Saturday 10 August 2013

Blame Not So Red Ed for Labour’s Slump in the Polls.


This could be a nervous summer break for Labour leader Ed Milliband. A poll of polls combining results from ComRes, ICM, Ipsos-Mori and YouGov shows that his party’s lead has slumped from eleven to five points.

An average of the polls puts Labour on 38%, the Tories on 33% and the Lib Dems on 11%. The sharp fall in support for Labour has been attributed to a perceived improvement in the economy and the collapse of support for UKIP; only 13% of disgruntled Tories now say they will vote for Nigel Farage’s band of eccentrics.
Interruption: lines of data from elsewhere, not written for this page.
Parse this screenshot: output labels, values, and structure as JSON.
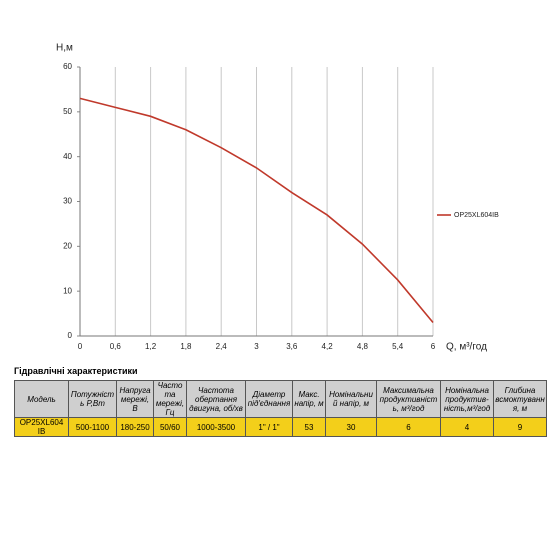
{
  "chart_data": {
    "type": "line",
    "y_label": "Н,м",
    "x_label": "Q, м³/год",
    "x": [
      0,
      0.6,
      1.2,
      1.8,
      2.4,
      3,
      3.6,
      4.2,
      4.8,
      5.4,
      6
    ],
    "series": [
      {
        "name": "OP25XL604IB",
        "color": "#c0392b",
        "values": [
          53,
          51,
          49,
          46,
          42,
          37.5,
          32,
          27,
          20.5,
          12.5,
          3
        ]
      }
    ],
    "xlim": [
      0,
      6
    ],
    "xticks": [
      0,
      {
        "value": 0.6,
        "label": "0,6"
      },
      {
        "value": 1.2,
        "label": "1,2"
      },
      {
        "value": 1.8,
        "label": "1,8"
      },
      {
        "value": 2.4,
        "label": "2,4"
      },
      3,
      {
        "value": 3.6,
        "label": "3,6"
      },
      {
        "value": 4.2,
        "label": "4,2"
      },
      {
        "value": 4.8,
        "label": "4,8"
      },
      {
        "value": 5.4,
        "label": "5,4"
      },
      6
    ],
    "ylim": [
      0,
      60
    ],
    "yticks": [
      0,
      10,
      20,
      30,
      40,
      50,
      60
    ],
    "grid": true,
    "legend": "right"
  },
  "table": {
    "title": "Гідравлічні характеристики",
    "header": [
      "Модель",
      "Потужність Р,Вт",
      "Напруга мережі, В",
      "Частота мережі, Гц",
      "Частота обертання двигуна, об/хв",
      "Діаметр під'єднання",
      "Макс. напір, м",
      "Номінальний напір, м",
      "Максимальна продуктивність, м³/год",
      "Номінальна продуктив-ність,м³/год",
      "Глибина всмоктування, м"
    ],
    "rows": [
      [
        "OP25XL604 IB",
        "500-1100",
        "180-250",
        "50/60",
        "1000-3500",
        "1\" / 1\"",
        "53",
        "30",
        "6",
        "4",
        "9"
      ]
    ]
  }
}
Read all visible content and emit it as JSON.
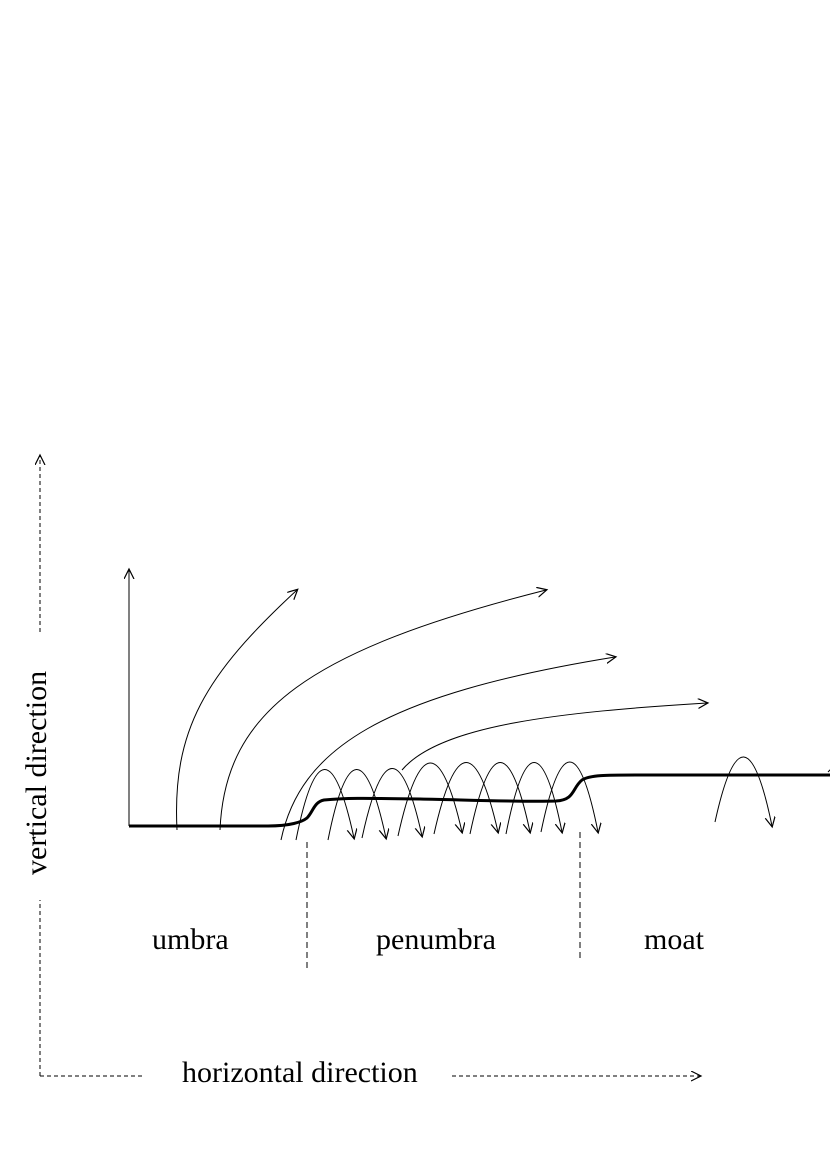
{
  "labels": {
    "umbra": "umbra",
    "penumbra": "penumbra",
    "moat": "moat",
    "horizontal_axis": "horizontal direction",
    "vertical_axis": "vertical direction"
  },
  "colors": {
    "ink": "#000000",
    "background": "#ffffff"
  }
}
This is the closest the two main parties have been since just before the ‘onmishambles’ budget of 2012 when Boy George nearly came a cropper with his hastily scrapped ‘pastie tax.’

Geraint Davies, the latest Labour MP to publicly criticise the party leadership said the poor showing in the polls was linked to Labour’s failure to rebut Tory attempts to lay the blame for the recession at their door. Speaking to politics.co.uk he said this made the party ‘look like a shamefaced schoolboy admitting responsibility by omission.’

Ouch! Not quite below the belt, but given his uncanny resemblance to a latter day Jimmy Clithero its close enough to make Red Ed’s eyes water.

Not too long ago Lord Sainsbury, one of New Labour’s paymasters, laid into Ed Milliband for possessing only ‘average’ leadership skills. The fact he had a book to promote at the time and may just feel that he’s still big its politics that has gotten small aside the noble lord might just have had a point.

Particularly when he said that the ‘one nation’ banner Labour was waving at the time was an insufficiently robust platform from which to win an election; then went on to add that ‘you have to be more than a slogan and more than a label to get people to vote for you.’

That a small lift in the economic gloom should coincide with a corresponding dip in the popularity of the opposition is no surprise, in this country we have an almost superstitious attachment to the status quo. It needn’t anyway be a disaster, there is little chance, however dearly they want to, of the government being able to kick start an eighties style consumer boom on the back of a fragile but positive economic performance.

The credit isn’t there these days and new Bank of England boss Mark Carney is too smart and independent minded to play to role of stooge to the Conservative Party. He has already shown his mettle by telling the banks they risk becoming ‘socially useless’ unless they do more to invest in the real economy.

A dip in the polls needn’t be a disaster; but for Labour it is one anyway because it highlights a deeper malaise within the party.

It would be easy at this point to blame the party’s problems on the malign influence of Tony Blair, as easy in fact as someone writing during Labour’s last sojourn in the wilderness blaming all the party’s ills on Mrs Thatcher. There is no doubt that Labour was hollowed out from within during the Blair years, but an overused explanation quickly becomes just an excuse, the fault for the current crop of problems rests squarely with Ed Milliband.

Almost three years into to job of Labour leader and he has yet to stamp an image of himself on either the party membership or the wider public. To date he has presented himself, amongst other things as a trades union man, a Blair style charismatic and a booster for policies such as predistribution that are so convoluted even Gordon Brown would have rejected them during the fingernail gnawing nadir of his premiership.

All these incarnations have proved to be false and in some cases made him look positively ludicrous. On other occasions, such as during the scandal surrounding the alleged fixing of the selection for the Falkirk by-election, Mr Milliband has shown himself to be weak and prone to panic; hardly qualities you look for in a prime minister.

Back in 2010 when the prospective leadership candidates were on their interminable tour of the country I suggested the Labour Party might do better to appoint a safe pair of hands, someone like Alan Johnson or Jack Straw, to lead it through its first term in opposition giving a younger and untainted leader time to emerge. That still seems to me to be a better course of action than promoting, largely because his chief qualification was not being his brother, a man without the aptitude to be a party leader to the post with the certainty he will fail.

The chances of Labour regaining office at the first attempt were always slight and now look non-existent. Their cause would hardly be harmed by changing leader now in favour of someone who could steady the ship and minimise the defeat they suffer in 2015.

Ed Milliband has, I don’t doubt, done his best, but as Lord Sainsbury said you need more than slogans and labels to win an election. Tragically under not so Red Ed the Labour Party has failed to come up with even a workable slogan and the only label sticking to them is the one they are desperate to lose.